Animals from insects to humans perform visual escape behavior in response to looming stimuli, and these responses habituate if looms are presented repeatedly without consequence. While the basic visual processing and motor pathways involved in this behavior have been described, many of the nuances of predator perception and sensorimotor gating have not. Here, we have performed both behavioral analyses and brain-wide cellular-resolution calcium imaging in larval zebrafish while presenting them with visual loom stimuli or stimuli that selectively deliver either the movement or the dimming properties of full loom stimuli. Behaviorally, we find that, while responses to repeated loom stimuli habituate, no such habituation occurs when repeated movement stimuli (in the absence of luminance changes) are presented. Dim stimuli seldom elicit escape responses, and therefore cannot habituate. Neither repeated movement stimuli nor repeated dimming stimuli habituate the responses to subsequent full loom stimuli, suggesting that full looms are required for habituation.

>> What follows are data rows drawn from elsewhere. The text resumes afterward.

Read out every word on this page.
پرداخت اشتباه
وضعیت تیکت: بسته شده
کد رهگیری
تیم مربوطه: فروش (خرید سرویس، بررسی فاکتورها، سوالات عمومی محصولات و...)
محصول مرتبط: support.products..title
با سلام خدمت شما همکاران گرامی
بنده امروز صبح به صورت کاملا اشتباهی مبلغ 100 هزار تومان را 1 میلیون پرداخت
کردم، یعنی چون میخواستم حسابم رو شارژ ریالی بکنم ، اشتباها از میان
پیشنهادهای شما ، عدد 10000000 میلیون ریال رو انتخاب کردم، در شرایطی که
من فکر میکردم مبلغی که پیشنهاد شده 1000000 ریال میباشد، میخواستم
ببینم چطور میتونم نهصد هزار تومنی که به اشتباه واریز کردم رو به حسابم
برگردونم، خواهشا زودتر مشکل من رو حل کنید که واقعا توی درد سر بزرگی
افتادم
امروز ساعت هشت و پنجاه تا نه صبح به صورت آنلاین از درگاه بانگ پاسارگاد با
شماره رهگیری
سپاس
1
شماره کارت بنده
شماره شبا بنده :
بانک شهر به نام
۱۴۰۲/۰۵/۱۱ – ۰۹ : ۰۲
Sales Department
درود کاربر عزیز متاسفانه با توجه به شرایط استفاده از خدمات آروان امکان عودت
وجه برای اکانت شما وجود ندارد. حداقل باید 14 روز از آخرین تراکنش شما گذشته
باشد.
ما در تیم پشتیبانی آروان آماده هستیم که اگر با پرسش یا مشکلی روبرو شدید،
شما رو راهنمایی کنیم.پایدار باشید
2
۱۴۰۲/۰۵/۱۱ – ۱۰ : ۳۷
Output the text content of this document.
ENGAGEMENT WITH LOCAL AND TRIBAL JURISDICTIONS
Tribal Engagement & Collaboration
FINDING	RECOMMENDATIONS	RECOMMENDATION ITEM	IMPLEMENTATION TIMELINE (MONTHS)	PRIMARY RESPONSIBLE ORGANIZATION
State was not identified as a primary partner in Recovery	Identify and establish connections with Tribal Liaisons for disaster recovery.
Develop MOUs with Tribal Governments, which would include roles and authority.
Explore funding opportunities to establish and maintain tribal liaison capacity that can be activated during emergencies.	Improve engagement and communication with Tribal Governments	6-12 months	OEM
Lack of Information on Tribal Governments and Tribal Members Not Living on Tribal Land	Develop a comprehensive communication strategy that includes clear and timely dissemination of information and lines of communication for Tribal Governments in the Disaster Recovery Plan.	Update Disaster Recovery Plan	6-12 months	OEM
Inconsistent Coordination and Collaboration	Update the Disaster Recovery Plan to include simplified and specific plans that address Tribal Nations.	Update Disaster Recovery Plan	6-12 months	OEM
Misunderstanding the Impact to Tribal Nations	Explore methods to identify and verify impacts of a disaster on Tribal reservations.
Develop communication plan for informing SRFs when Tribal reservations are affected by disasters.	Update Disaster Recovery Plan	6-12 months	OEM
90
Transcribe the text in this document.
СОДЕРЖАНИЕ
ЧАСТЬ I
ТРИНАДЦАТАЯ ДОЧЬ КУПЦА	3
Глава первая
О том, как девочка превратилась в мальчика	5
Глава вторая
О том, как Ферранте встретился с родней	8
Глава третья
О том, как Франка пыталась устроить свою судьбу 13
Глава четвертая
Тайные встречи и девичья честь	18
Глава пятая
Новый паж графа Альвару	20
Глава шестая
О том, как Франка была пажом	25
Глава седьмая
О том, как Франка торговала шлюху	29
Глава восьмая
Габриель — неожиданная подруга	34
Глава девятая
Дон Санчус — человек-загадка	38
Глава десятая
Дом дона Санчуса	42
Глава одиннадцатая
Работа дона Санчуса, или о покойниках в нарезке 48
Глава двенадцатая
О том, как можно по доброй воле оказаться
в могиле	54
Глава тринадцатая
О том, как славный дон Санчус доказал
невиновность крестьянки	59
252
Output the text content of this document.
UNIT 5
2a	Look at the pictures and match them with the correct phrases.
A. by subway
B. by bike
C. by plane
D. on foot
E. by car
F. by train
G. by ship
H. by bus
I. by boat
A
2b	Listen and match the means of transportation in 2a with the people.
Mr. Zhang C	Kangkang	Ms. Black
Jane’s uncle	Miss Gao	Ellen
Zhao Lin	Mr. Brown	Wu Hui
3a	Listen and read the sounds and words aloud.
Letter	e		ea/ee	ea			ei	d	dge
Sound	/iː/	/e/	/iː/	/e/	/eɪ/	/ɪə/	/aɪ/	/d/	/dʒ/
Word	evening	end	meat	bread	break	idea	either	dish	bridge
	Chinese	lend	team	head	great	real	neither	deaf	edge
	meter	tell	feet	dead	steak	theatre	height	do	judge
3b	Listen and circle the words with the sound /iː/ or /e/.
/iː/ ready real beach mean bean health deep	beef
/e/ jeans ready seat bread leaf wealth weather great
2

Our calcium imaging reveals that motion-sensitive neurons are abundant in the brain, that dim-sensitive neurons are present but more rare, and that neurons responsive to both stimuli (and to full loom stimuli) are concentrated in the tectum. Neurons selective to full loom stimuli (but not to movement or dimming) were not evident. Finally, we explored whether movement- or dim-sensitive neurons have characteristic response profiles during habituation to full looms. Such functional links between baseline responsiveness and habituation rate could suggest a specific role in the brain-wide habituation network, but no such relationships were found in our data. Overall, our results suggest that, while both movement- and dim-sensitive neurons contribute to predator escape behavior, neither plays a specific role in brain-wide visual habituation networks or in behavioral habituation.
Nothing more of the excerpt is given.